Of the 10.95 million year-round vacant units:
- For rent: 2.76 million, 1.6% of total
- For sale only: 0.72 million, 0.5% of total
- Rented or Sold: 0.81 million, 0.6%
- Held off Market: 6.66 million, 4.6%
- For Occasional Use: 2.01 million
- Temporarily Occupied by persons “usual residence elsewhere” (URE): 1.11 million
- Other: 3.54 million
These 3.54 million “other” units under “Held off Market,” were held off the rental or sale market for these reasons (Census Bureau definitions):
- Foreclosure: units under foreclosure, bank owned, bankrupt, up for auction, sheriff’s sale, repossessed, have a lien, or taken for taxes.
- Personal/Family Reasons: owner does not want to rent/sell, owner is deciding what to do, owner is keeping for family use, owner is staying with family, or owner is in assisted living or other type of care situation.
- Legal Proceedings: units held for the settlement of estate, in probate, involved in divorce or eviction proceedings, or where the owner is deceased, units with code violations.
- Preparing to Rent/Sell: units that will be placed for rent or for sale this month or where the owner is meeting with a listing agent/agency this month to prepare to put the unit on the market.
- Held for Storage of Household Furniture: units that are vacant and used to store excess household furniture or other household items.
- Needs Repairs: units that are in need of repair, renovations, or cleaning, but are not currently being repaired, renovated, or cleaned.
- Currently Being Repaired/Renovated. units that are being repaired, renovated, refurbished, or cleaned.
- Specific Use Housing. units that are vacant and only used by a specific group of people at one or various times throughout the year, such as military housing, employee/corporate housing, transient quarters, units held by a church, student housing (dorms and school-sponsored housing), model home/apartment, or guest house.
- Extended Absence. units where the owner is on extended work or military assignment, temporarily out of the country, or in jail.
- Abandoned/Possibly to be Demolished/Possibly Condemned: units that are abandoned, units that are said to be demolished or condemned, but where there is no positive evidence such as a sign, notice, or mark on the house or in the block to indicate the unit is to be demolished or condemned.
- Other Write-in/Don’t Know: units where the knowledgeable respondent and/or field representative does not know why the unit is other vacant.
Formulas for the vacancy rates.
Homeowner vacancy rate (0.8%) is calculated this way:
- Vacant year-round homeowner inventory for sale
- divided by the sum of
- Owner occupied units + vacant year-round units sold but awaiting occupancy + vacant year-round units for sale only.

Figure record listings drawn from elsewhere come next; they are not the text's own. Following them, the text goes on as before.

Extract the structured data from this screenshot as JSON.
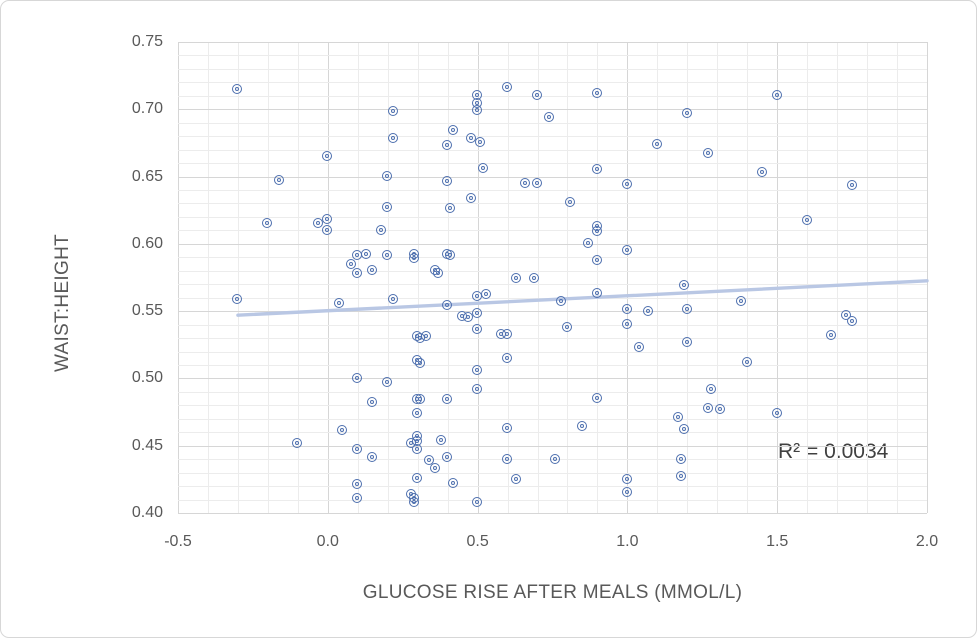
{
  "chart_data": {
    "type": "scatter",
    "title": "",
    "xlabel": "GLUCOSE RISE AFTER MEALS (MMOL/L)",
    "ylabel": "WAIST:HEIGHT",
    "annotation": "R² = 0.0034",
    "xlim": [
      -0.5,
      2.0
    ],
    "ylim": [
      0.4,
      0.75
    ],
    "x_major_step": 0.5,
    "x_minor_step": 0.1,
    "y_major_step": 0.05,
    "y_minor_step": 0.01,
    "grid": "on",
    "legend": "none",
    "x_ticks": [
      "-0.5",
      "0.0",
      "0.5",
      "1.0",
      "1.5",
      "2.0"
    ],
    "y_ticks": [
      "0.40",
      "0.45",
      "0.50",
      "0.55",
      "0.60",
      "0.65",
      "0.70",
      "0.75"
    ],
    "trendline": {
      "x1": -0.3,
      "y1": 0.547,
      "x2": 2.0,
      "y2": 0.5725
    },
    "colors": {
      "marker": "#4d6fae",
      "trend": "#b9c7e4",
      "grid_major": "#d6d6d6",
      "grid_minor": "#ececec",
      "axis_text": "#595959",
      "annotation_text": "#404040"
    },
    "points": [
      [
        -0.3,
        0.715
      ],
      [
        0.22,
        0.698
      ],
      [
        0.22,
        0.678
      ],
      [
        0.0,
        0.665
      ],
      [
        -0.16,
        0.647
      ],
      [
        0.2,
        0.65
      ],
      [
        0.2,
        0.627
      ],
      [
        -0.2,
        0.615
      ],
      [
        -0.03,
        0.615
      ],
      [
        0.0,
        0.618
      ],
      [
        0.0,
        0.61
      ],
      [
        0.18,
        0.61
      ],
      [
        0.1,
        0.591
      ],
      [
        0.13,
        0.592
      ],
      [
        0.2,
        0.591
      ],
      [
        0.29,
        0.592
      ],
      [
        0.29,
        0.589
      ],
      [
        0.08,
        0.585
      ],
      [
        0.1,
        0.578
      ],
      [
        0.15,
        0.58
      ],
      [
        0.4,
        0.592
      ],
      [
        0.41,
        0.591
      ],
      [
        0.36,
        0.58
      ],
      [
        0.37,
        0.578
      ],
      [
        0.6,
        0.716
      ],
      [
        0.5,
        0.71
      ],
      [
        0.7,
        0.71
      ],
      [
        0.9,
        0.712
      ],
      [
        0.5,
        0.704
      ],
      [
        0.5,
        0.699
      ],
      [
        0.74,
        0.694
      ],
      [
        0.42,
        0.684
      ],
      [
        0.48,
        0.678
      ],
      [
        0.51,
        0.675
      ],
      [
        0.4,
        0.673
      ],
      [
        1.1,
        0.674
      ],
      [
        0.52,
        0.656
      ],
      [
        0.9,
        0.655
      ],
      [
        0.4,
        0.646
      ],
      [
        0.66,
        0.645
      ],
      [
        0.7,
        0.645
      ],
      [
        1.0,
        0.644
      ],
      [
        0.48,
        0.634
      ],
      [
        0.81,
        0.631
      ],
      [
        0.41,
        0.626
      ],
      [
        0.9,
        0.613
      ],
      [
        0.9,
        0.609
      ],
      [
        0.87,
        0.6
      ],
      [
        1.0,
        0.595
      ],
      [
        0.9,
        0.588
      ],
      [
        0.63,
        0.574
      ],
      [
        0.69,
        0.574
      ],
      [
        1.5,
        0.71
      ],
      [
        1.2,
        0.697
      ],
      [
        1.27,
        0.667
      ],
      [
        1.45,
        0.653
      ],
      [
        1.75,
        0.643
      ],
      [
        1.6,
        0.617
      ],
      [
        -0.3,
        0.559
      ],
      [
        0.04,
        0.556
      ],
      [
        0.22,
        0.559
      ],
      [
        0.5,
        0.561
      ],
      [
        0.53,
        0.562
      ],
      [
        0.9,
        0.563
      ],
      [
        0.78,
        0.557
      ],
      [
        0.4,
        0.554
      ],
      [
        0.45,
        0.546
      ],
      [
        0.47,
        0.545
      ],
      [
        0.5,
        0.548
      ],
      [
        1.0,
        0.551
      ],
      [
        1.07,
        0.55
      ],
      [
        0.5,
        0.536
      ],
      [
        0.58,
        0.533
      ],
      [
        0.6,
        0.533
      ],
      [
        0.8,
        0.538
      ],
      [
        1.0,
        0.54
      ],
      [
        0.3,
        0.531
      ],
      [
        0.31,
        0.53
      ],
      [
        0.33,
        0.531
      ],
      [
        0.3,
        0.513
      ],
      [
        0.31,
        0.511
      ],
      [
        1.04,
        0.523
      ],
      [
        0.6,
        0.515
      ],
      [
        0.5,
        0.506
      ],
      [
        0.1,
        0.5
      ],
      [
        0.2,
        0.497
      ],
      [
        0.5,
        0.492
      ],
      [
        0.15,
        0.482
      ],
      [
        0.3,
        0.484
      ],
      [
        0.31,
        0.484
      ],
      [
        0.4,
        0.484
      ],
      [
        0.3,
        0.474
      ],
      [
        0.05,
        0.461
      ],
      [
        -0.1,
        0.452
      ],
      [
        0.3,
        0.457
      ],
      [
        0.3,
        0.453
      ],
      [
        0.28,
        0.452
      ],
      [
        0.3,
        0.447
      ],
      [
        0.1,
        0.447
      ],
      [
        0.15,
        0.441
      ],
      [
        0.34,
        0.439
      ],
      [
        0.36,
        0.433
      ],
      [
        0.3,
        0.426
      ],
      [
        0.1,
        0.421
      ],
      [
        0.28,
        0.414
      ],
      [
        0.29,
        0.411
      ],
      [
        0.29,
        0.408
      ],
      [
        0.1,
        0.411
      ],
      [
        0.38,
        0.454
      ],
      [
        0.6,
        0.463
      ],
      [
        0.85,
        0.464
      ],
      [
        0.4,
        0.441
      ],
      [
        0.6,
        0.44
      ],
      [
        0.76,
        0.44
      ],
      [
        0.63,
        0.425
      ],
      [
        0.42,
        0.422
      ],
      [
        1.0,
        0.425
      ],
      [
        1.0,
        0.415
      ],
      [
        0.5,
        0.408
      ],
      [
        0.9,
        0.485
      ],
      [
        1.19,
        0.569
      ],
      [
        1.38,
        0.557
      ],
      [
        1.2,
        0.551
      ],
      [
        1.73,
        0.547
      ],
      [
        1.75,
        0.542
      ],
      [
        1.68,
        0.532
      ],
      [
        1.2,
        0.527
      ],
      [
        1.4,
        0.512
      ],
      [
        1.28,
        0.492
      ],
      [
        1.27,
        0.478
      ],
      [
        1.31,
        0.477
      ],
      [
        1.17,
        0.471
      ],
      [
        1.19,
        0.462
      ],
      [
        1.5,
        0.474
      ],
      [
        1.18,
        0.44
      ],
      [
        1.18,
        0.427
      ]
    ]
  }
}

Excluded from the formula: You see what this formula does? It excludes large categories of vacant homeowner units — the units that are “held off the market” and the units that are “vacant seasonally.”
Rental Vacancy Rate (5.8%) is calculated this way:
- Vacant year-round units for rent
- divided by the sum of
- Renter occupied units + vacant year-round units rented but awaiting occupancy + vacant year-round units for rent.

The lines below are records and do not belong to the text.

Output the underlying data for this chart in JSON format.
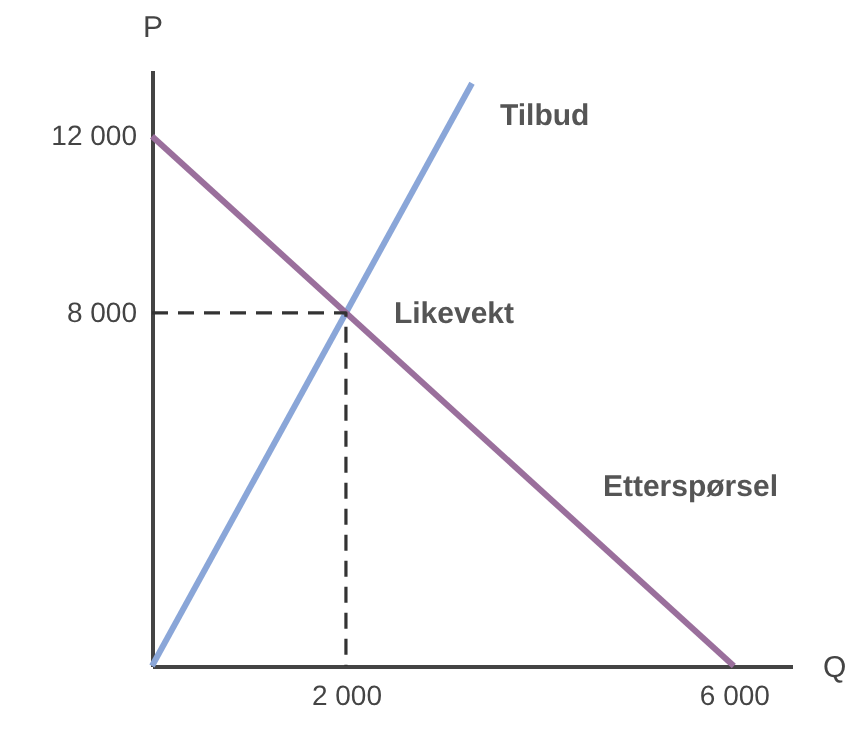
{
  "chart_data": {
    "type": "line",
    "xlabel": "Q",
    "ylabel": "P",
    "xlim": [
      0,
      6600
    ],
    "ylim": [
      0,
      13500
    ],
    "xticks": [
      {
        "value": 2000,
        "label": "2 000"
      },
      {
        "value": 6000,
        "label": "6 000"
      }
    ],
    "yticks": [
      {
        "value": 8000,
        "label": "8 000"
      },
      {
        "value": 12000,
        "label": "12 000"
      }
    ],
    "grid": false,
    "marker": "none",
    "series": [
      {
        "name": "Tilbud",
        "color": "#8aa6d8",
        "x": [
          0,
          3300
        ],
        "values": [
          0,
          13200
        ]
      },
      {
        "name": "Etterspørsel",
        "color": "#9a6f9c",
        "x": [
          0,
          6000
        ],
        "values": [
          12000,
          0
        ]
      },
      {
        "color": "#333333",
        "x": [
          0,
          2000,
          2000
        ],
        "values": [
          8000,
          8000,
          0
        ],
        "line_style": "dashed"
      }
    ],
    "annotations": [
      {
        "text": "Likevekt",
        "x": 2000,
        "y": 8000
      }
    ]
  }
}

Excluded from the formula: And sure enough, the formula excludes the rental units that are “held off the market” and the rental units that are vacant seasonally.
Whether or not the formulas that get us to vacancy rates of 0.8% or 5.8% make any sense, or are useful, it is important that we know what they mean when someone says there is a housing shortage because the homeowner vacancy rate is 0.8%.
The key: the 6.6 million homes “held off the market” – and this includes homes that, as I have pointed out many times before, are vacant because the homeowner bought another home and moved out but chose not to sell the old and now vacant home in order to ride up the housing boom all the way to the very tippy top of the spike, which has now broken off. Those homes are in the shadow inventory that will sooner or later emerge from the shadows.